Verurteilter Mörder von Nicole-Denise Schalla vor Haftantritt geflohen

Stand: 23.12.2021, 16:34 Uhr

Der zuletzt in Münster lebende Ralf H. hat seine Fußfessel abgelegt und ist geflohen, kurz bevor er seine lebenslange Haft hätte antreten müssen.

Der Mann war im Januar in Dortmund für den Mord an der damals 16-jährigen Schülerin Nicole-Denise Schalla zu lebenslanger Haft verurteilt worden. Rund 27 Jahre nach der Tat. Nach dem Urteil hatte sein Anwalt Revision eingelegt.

Bis zur Entscheidung des Bundesgerichtshofs blieb Ralf H. frei, da er vorher schon zwei Jahre in Untersuchungshaft gesessen hatte. Weil die Justiz keine Fluchtgefahr sah und das Urteil noch nicht rechtskräftig war, blieb der Deutsche nach dem Schuldspruch frei und bekam eine Fußfessel. Die hat er nach Angaben der Staatsanwaltschaft wohl am Dienstagabend in Münster abgelegt und ist seitdem verschwunden.

Wie ein Sprecher der Staatsanwaltschaft sagte, wurde das Urteil nach einer Entscheidung des Bundesgerichtshof vor wenigen Tagen rechtskräftig. Am Dienstag sei die Staatsanwaltschaft darüber informiert worden, woraufhin sie die Haft vollstrecken lassen wollte. Die Behörden fahnden nach Ralf H.

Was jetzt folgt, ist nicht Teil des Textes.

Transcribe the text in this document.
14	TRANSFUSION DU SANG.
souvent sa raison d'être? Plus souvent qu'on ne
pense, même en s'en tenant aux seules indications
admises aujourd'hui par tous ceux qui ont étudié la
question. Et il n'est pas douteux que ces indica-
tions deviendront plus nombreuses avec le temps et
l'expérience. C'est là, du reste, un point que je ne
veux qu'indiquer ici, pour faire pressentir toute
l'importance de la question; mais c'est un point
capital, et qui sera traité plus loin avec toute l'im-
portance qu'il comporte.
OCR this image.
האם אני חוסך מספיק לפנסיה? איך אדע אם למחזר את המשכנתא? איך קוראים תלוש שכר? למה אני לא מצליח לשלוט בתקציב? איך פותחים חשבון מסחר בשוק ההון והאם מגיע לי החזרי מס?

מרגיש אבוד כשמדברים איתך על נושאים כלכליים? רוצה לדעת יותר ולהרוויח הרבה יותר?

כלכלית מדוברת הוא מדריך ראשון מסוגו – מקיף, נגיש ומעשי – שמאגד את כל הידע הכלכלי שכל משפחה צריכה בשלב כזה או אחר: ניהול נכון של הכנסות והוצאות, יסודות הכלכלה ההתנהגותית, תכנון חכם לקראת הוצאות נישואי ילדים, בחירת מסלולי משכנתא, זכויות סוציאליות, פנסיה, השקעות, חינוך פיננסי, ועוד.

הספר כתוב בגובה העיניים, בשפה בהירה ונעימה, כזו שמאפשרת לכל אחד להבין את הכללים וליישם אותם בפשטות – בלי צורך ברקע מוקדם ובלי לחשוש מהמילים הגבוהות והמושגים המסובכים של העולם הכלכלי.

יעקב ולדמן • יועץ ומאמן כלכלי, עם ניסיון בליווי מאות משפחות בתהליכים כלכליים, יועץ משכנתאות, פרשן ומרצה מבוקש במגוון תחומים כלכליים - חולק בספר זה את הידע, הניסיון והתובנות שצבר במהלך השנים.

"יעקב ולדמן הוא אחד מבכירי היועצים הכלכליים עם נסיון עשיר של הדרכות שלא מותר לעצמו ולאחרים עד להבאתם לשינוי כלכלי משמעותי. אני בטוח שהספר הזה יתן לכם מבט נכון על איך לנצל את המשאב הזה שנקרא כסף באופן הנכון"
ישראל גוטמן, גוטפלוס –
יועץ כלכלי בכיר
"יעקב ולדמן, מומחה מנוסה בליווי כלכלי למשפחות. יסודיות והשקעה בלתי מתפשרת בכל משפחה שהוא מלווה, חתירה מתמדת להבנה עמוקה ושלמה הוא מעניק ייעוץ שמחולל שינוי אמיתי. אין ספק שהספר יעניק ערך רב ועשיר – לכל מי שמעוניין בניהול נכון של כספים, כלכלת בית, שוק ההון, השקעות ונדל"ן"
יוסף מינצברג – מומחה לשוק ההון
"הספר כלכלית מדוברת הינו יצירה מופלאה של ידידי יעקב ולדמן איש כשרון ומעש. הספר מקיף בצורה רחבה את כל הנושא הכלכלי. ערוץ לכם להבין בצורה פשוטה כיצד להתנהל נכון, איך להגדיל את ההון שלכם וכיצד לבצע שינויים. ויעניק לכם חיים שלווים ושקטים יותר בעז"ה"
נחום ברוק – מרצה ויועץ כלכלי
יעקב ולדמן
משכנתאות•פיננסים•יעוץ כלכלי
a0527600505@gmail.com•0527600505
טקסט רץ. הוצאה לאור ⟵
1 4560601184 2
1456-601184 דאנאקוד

Lebensgefährtin als Fluchthelferin?

Die Polizei fahndet inzwischen europaweit nach ihm und seiner Verlobten. Gegen die 54-jährige Frau wurde Haftbefehl wegen Beihilfe erlassen. Sie soll bei der Flucht geholfen haben. Möglicherweise begleitet sie den Mann. Die Polizei sucht auch nach dem Fluchtwagen der beiden - Mercedes C-Klasse in blau mit Münsteraner Kennzeichen.

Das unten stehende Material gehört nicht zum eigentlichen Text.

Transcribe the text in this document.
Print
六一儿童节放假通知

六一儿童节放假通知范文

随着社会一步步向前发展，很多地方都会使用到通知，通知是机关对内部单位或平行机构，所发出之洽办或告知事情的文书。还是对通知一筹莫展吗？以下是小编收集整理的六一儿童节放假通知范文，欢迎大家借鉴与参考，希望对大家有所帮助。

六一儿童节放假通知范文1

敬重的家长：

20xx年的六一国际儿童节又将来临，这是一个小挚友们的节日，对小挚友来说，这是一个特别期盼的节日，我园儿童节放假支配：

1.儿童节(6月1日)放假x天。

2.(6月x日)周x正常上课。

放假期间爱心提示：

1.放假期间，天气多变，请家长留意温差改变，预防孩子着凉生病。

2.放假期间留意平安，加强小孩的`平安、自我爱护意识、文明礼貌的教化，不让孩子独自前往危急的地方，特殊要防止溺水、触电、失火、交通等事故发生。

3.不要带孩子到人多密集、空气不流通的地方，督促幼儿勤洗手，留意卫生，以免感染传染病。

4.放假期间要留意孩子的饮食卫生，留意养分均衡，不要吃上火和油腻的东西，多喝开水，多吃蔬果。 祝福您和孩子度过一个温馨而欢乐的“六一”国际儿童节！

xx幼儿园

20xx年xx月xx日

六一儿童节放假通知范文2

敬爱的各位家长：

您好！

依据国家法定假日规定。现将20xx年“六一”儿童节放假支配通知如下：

Für Eltern des Opfers ist die Flucht "eine Katastrophe"

Die Mutter von Nicole-Denise, Sigrid Schalla, ist entsetzt: "Das ist das Schlimmste, daß er wieder mit irgendwas durchkommt. Er wird nicht einfach festgenommen, kann sich seiner Fußfessel entledigen - das ist ein schlechter Witz."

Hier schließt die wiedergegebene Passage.